Reproduction in spark-shell:
import org.apache.spark.sql._
import org.apache.spark.sql.types._
val l = List(List(1, 2), List(null,null), List(2,3))
val datasetSchema = StructType(List(StructField("colA", IntegerType, true), StructField("colB", IntegerType, true)))
val rdd = sc.parallelize(l).map(item ⇒ Row.fromSeq(item.toSeq))
val df = spark.createDataFrame(rdd, datasetSchema)
df.show()
colA | colB | |
1 | 2 | |
null | null | |
2 | 3 |
df.write.option("delimiter", "\u0001").option("header", "true").csv("/ctrl-a-separated.csv")
df.write.option("delimiter", ",").option("header", "true").csv("/comma-separated.csv")
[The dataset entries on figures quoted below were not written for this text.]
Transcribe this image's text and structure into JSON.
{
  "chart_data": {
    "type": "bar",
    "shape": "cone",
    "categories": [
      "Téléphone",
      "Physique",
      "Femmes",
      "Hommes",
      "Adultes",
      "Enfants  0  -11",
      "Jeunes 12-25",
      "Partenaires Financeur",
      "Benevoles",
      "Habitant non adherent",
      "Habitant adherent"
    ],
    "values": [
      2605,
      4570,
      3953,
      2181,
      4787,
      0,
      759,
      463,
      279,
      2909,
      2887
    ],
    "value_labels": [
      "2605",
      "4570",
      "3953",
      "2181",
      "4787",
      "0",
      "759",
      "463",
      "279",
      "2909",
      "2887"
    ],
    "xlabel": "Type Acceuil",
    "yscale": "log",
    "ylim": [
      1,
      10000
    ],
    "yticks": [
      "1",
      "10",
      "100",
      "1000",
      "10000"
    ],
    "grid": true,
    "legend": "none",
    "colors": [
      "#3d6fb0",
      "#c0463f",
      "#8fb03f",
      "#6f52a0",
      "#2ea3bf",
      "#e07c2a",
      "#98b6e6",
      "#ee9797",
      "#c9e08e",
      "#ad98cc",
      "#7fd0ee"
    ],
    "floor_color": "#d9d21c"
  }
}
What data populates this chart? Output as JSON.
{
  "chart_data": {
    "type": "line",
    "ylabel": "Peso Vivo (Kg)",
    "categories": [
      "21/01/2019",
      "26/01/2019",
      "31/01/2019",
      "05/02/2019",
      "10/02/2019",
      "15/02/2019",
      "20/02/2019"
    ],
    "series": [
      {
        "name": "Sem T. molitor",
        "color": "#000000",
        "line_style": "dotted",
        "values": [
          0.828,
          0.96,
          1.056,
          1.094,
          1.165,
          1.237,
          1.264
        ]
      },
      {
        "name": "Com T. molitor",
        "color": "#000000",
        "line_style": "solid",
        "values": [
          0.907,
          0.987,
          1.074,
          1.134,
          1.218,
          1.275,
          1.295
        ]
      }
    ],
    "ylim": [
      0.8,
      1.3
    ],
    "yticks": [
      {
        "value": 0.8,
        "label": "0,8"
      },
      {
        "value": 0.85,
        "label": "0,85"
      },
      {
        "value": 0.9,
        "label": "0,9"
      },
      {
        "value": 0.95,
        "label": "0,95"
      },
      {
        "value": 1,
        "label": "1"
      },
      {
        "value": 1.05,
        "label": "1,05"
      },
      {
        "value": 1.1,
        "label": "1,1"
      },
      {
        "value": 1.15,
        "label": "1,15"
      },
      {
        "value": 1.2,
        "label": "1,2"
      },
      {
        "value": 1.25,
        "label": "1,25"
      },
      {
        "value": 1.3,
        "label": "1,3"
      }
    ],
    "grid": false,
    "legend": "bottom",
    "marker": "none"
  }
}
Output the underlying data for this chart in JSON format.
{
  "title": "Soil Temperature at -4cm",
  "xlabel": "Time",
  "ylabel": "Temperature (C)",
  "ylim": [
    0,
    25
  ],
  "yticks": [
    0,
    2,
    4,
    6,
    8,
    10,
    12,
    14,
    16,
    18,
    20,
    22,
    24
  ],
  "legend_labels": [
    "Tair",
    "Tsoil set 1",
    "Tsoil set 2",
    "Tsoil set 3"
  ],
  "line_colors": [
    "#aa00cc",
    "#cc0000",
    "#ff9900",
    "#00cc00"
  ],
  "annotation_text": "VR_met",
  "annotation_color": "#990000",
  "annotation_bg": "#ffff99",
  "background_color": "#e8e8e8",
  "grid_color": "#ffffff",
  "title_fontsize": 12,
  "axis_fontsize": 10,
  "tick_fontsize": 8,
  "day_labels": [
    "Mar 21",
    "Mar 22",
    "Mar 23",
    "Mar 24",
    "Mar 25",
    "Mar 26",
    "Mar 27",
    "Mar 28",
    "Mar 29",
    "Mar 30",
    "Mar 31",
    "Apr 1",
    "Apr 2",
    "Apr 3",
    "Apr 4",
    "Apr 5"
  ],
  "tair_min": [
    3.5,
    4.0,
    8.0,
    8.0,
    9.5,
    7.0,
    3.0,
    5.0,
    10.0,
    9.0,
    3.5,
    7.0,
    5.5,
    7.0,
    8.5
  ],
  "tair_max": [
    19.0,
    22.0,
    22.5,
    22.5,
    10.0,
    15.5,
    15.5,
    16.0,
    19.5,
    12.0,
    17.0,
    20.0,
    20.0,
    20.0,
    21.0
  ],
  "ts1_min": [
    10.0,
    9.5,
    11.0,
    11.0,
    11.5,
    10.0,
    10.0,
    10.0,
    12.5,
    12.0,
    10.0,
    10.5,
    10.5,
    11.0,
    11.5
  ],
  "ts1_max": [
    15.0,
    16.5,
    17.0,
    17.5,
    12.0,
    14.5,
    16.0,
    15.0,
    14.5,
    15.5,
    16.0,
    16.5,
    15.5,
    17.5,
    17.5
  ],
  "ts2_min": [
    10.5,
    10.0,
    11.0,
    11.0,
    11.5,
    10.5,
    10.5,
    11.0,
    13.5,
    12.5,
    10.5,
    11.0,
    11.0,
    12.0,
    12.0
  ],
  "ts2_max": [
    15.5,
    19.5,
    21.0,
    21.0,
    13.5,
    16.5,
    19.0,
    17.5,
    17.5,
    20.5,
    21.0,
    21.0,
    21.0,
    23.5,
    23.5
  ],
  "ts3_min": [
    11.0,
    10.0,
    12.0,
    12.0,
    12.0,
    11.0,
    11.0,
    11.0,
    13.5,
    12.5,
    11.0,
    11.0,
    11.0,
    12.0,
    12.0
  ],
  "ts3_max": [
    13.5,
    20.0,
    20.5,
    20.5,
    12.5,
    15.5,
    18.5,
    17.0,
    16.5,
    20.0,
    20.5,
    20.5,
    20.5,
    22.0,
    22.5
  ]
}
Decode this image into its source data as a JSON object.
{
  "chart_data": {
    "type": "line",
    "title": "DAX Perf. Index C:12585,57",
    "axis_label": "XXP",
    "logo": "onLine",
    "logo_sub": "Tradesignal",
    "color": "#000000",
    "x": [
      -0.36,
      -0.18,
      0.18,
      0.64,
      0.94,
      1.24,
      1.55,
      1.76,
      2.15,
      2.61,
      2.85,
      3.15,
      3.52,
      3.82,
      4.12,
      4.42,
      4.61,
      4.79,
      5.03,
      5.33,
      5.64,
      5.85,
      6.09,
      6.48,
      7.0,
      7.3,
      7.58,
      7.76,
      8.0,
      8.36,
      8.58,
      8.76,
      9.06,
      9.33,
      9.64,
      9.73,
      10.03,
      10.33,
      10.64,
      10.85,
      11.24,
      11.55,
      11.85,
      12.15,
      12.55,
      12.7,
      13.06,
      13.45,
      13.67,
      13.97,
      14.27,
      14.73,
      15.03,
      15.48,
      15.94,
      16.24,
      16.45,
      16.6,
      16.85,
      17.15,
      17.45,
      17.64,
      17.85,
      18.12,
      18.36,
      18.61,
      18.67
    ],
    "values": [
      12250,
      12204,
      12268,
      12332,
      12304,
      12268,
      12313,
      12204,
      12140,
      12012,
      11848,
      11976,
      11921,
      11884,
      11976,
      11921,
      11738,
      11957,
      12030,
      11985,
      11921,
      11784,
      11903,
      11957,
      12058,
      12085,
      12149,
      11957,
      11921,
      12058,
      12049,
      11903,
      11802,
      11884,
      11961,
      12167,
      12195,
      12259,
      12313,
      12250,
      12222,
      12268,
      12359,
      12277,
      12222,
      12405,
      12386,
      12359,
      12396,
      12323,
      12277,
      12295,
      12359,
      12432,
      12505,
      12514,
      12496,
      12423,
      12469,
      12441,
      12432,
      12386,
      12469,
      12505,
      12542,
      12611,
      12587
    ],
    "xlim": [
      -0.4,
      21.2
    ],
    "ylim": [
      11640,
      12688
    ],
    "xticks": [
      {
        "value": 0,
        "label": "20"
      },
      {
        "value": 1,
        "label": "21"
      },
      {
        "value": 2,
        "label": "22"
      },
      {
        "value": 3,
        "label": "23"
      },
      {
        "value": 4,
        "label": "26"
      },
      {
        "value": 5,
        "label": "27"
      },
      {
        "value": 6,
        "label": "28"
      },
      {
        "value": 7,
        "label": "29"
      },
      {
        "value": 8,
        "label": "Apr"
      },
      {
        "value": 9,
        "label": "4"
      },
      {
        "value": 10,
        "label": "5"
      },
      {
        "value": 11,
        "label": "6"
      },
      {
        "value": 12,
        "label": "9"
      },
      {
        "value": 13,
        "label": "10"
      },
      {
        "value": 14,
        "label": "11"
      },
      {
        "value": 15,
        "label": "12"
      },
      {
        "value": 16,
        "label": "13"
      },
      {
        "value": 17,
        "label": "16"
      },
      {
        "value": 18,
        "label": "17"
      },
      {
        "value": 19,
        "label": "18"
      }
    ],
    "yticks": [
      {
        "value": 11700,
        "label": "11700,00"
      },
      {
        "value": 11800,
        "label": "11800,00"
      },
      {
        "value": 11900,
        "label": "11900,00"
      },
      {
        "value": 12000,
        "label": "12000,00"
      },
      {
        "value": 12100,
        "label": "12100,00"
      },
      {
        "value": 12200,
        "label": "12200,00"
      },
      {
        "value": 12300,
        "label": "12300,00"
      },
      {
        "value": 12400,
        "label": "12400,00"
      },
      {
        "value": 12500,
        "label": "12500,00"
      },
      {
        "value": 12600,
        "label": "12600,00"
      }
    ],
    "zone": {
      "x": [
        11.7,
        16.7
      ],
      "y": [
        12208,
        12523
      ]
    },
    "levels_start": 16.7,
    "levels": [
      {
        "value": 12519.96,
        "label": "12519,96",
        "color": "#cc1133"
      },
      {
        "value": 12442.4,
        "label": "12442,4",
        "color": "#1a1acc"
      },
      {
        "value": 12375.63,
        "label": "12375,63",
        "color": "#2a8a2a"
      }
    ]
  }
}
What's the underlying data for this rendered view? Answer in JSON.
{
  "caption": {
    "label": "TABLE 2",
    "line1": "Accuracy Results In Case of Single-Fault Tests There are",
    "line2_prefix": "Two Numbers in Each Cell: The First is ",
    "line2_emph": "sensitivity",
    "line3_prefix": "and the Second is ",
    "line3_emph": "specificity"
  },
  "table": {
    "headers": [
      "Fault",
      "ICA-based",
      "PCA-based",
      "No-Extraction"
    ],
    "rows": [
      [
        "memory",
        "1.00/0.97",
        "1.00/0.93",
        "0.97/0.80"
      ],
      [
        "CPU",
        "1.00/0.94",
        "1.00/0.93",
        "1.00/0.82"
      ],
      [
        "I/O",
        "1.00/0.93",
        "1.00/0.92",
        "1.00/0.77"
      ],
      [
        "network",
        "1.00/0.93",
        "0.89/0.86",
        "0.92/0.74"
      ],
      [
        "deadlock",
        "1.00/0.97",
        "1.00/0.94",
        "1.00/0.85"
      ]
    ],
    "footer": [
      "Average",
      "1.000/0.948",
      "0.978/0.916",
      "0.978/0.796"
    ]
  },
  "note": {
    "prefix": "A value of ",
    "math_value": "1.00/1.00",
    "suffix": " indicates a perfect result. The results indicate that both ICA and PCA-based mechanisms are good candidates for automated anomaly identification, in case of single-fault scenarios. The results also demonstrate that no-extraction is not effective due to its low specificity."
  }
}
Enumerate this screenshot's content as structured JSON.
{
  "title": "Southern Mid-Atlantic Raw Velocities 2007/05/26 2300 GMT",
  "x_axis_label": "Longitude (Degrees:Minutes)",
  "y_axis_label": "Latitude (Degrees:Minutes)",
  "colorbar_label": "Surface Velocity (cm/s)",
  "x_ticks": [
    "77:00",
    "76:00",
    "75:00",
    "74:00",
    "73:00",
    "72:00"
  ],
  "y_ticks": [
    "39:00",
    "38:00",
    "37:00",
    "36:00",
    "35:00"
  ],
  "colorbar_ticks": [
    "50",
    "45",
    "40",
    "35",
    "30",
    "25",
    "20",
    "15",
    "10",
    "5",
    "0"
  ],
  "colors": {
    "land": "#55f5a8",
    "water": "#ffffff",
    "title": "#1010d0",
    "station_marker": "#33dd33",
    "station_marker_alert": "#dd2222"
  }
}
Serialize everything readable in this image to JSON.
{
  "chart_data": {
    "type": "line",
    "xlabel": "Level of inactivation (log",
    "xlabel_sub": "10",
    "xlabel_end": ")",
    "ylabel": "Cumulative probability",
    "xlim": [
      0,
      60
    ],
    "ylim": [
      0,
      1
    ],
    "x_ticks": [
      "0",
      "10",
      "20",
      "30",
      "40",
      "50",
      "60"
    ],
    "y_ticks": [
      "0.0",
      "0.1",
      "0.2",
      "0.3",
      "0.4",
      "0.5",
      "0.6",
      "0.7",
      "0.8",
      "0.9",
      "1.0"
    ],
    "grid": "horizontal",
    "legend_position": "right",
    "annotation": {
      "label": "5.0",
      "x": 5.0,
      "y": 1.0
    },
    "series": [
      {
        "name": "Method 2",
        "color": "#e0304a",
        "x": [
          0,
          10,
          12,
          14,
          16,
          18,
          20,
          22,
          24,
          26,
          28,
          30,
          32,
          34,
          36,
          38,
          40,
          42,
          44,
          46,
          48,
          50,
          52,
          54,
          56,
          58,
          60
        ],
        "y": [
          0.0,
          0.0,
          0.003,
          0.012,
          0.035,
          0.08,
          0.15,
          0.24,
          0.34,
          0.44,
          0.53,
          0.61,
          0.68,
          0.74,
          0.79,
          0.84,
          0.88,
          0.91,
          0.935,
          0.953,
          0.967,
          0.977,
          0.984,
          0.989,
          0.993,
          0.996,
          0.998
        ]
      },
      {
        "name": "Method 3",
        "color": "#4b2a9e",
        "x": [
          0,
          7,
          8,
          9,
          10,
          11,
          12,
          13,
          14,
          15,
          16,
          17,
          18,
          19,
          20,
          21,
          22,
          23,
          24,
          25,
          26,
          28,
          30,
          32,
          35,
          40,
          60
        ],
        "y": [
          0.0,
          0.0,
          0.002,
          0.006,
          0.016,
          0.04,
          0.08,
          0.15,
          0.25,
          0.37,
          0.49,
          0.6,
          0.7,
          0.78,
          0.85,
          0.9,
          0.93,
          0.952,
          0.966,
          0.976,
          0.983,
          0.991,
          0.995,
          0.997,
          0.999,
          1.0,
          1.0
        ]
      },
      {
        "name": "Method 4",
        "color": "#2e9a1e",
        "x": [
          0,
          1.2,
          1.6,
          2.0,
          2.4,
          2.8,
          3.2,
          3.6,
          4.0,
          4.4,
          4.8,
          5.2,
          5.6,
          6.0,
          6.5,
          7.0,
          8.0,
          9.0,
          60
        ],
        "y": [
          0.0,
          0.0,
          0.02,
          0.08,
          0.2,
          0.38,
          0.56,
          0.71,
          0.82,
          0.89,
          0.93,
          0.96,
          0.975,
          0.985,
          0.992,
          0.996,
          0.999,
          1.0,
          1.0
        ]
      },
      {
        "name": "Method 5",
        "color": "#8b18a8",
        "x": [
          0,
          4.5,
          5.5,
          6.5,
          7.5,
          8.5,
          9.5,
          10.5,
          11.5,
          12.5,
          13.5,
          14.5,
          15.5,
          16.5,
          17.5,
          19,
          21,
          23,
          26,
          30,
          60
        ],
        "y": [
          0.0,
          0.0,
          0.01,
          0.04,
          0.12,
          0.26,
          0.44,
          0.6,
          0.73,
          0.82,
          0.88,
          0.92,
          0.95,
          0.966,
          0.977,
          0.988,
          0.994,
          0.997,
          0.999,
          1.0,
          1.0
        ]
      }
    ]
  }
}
val commaDf = spark.read.option("header", "true").option("delimiter", ",").csv("/comma-separated.csv")
commaDf.show
colA | colB |
1 | 2 |
2 | 3 |
null | null |
val ctrlaDf = spark.read.option("header", "true").option("delimiter", "\u0001").csv("/ctrl-a-separated.csv")
ctrlaDf.show
colA | colB |
1 | 2 |
2 | 3 |
As seen above, for Ctrl-A delimited CSV, rows containing only null values are ignored.